The pharmaceutical industry defends its practice of paying "thought leaders" in various specialties to lend their expertise to drug development and marketing, saying that their input benefits both colleagues and patients and that they must be paid for their work.
But there is a growing backlash against conflicts of interest in medicine. A posse of those pushing for change in the medical culture is centered in Boston and includes Drs. Marcia Angell and Jerome Kassirer, former editors of the New England Journal of Medicine, and researchers such as Cosgrove and Krimsky. These critics contend that financial ties introduce the potential for bias, and at the very least, all such ties must be disclosed.
"What we're saying," said Krimsky, is that guideline writers "should be totally transparent about their relationships with the drug companies so people reading a guideline might ratchet up the skepticism they might have about the use of drugs as the first line of therapy."
This week in the Journal of the American Medical Association, a group of influential medical leaders went further, calling on medical specialty groups to adopt tough policies against industry influence, including appointing "only individuals who have no ties to industry" to committees writing treatment guidelines. Among the leaders, who specified they were not acting as representatives of their organizations, was the medical director and CEO of the psychiatric association.
The psychiatric association now requires guideline writers to publish any financial ties along with the guidelines they work on, but at the time the current guidelines for depression, bipolar disorder, and schizophrenia were published in 2004 and 2005, no such disclosures were required.
McIntyre, of the psychiatric association, said the steering committee that oversees the guideline-creation process has always screened proposed members of the groups that work on each set of guidelines for potentially troubling ties, including spouses who work for drug companies. The idea, he said, is to avoid people who get more than roughly 5 percent to 15 percent of their income from pharmaceutical firms, especially when from one particular company.
It would be a mistake to disqualify everyone with drug-company ties, he said, because it would mean losing valuable expertise in research that must be evaluated, but the association is considering whether to set a limit on committee members' industry income and research support.

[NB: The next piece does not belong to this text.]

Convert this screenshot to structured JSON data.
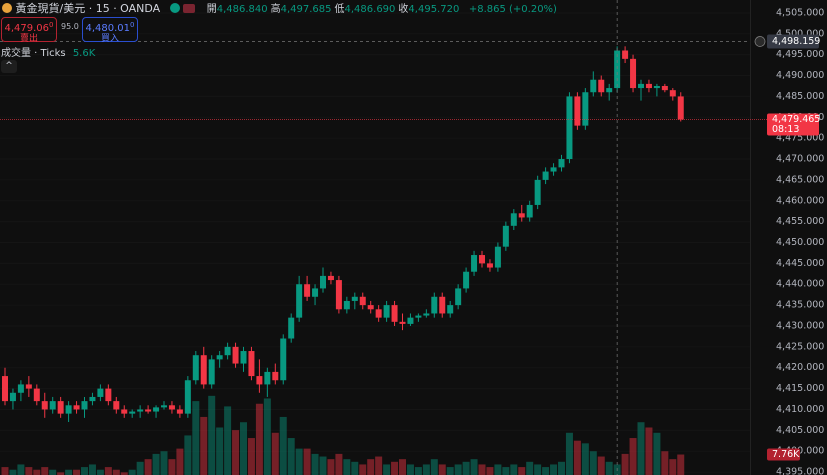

The guidelines - the psychiatric association has produced 16 - also go out to hundreds of psychiatrists and others for comment and review, McIntyre said. "When you subject a document to that kind of review, by a large number of people, a single voice that might unwittingly be biased gets diluted," he said.
The new paper found that all of the authors of the schizophrenia and bipolar guidelines had relationships with the drug industry, and 60 percent of the authors on depression did. More than three-quarters received research funding from drug companies, and more than one-third served on the speakers' bureaus of drug companies.
In an editorial, this month's American Journal of Psychiatry singles out speakers' bureaus as the clearest example of conflict of interest, noting that they supply prominent psychiatrists "to deliver company-approved presentations that market their drugs to their clinical colleagues in the guise of medical education."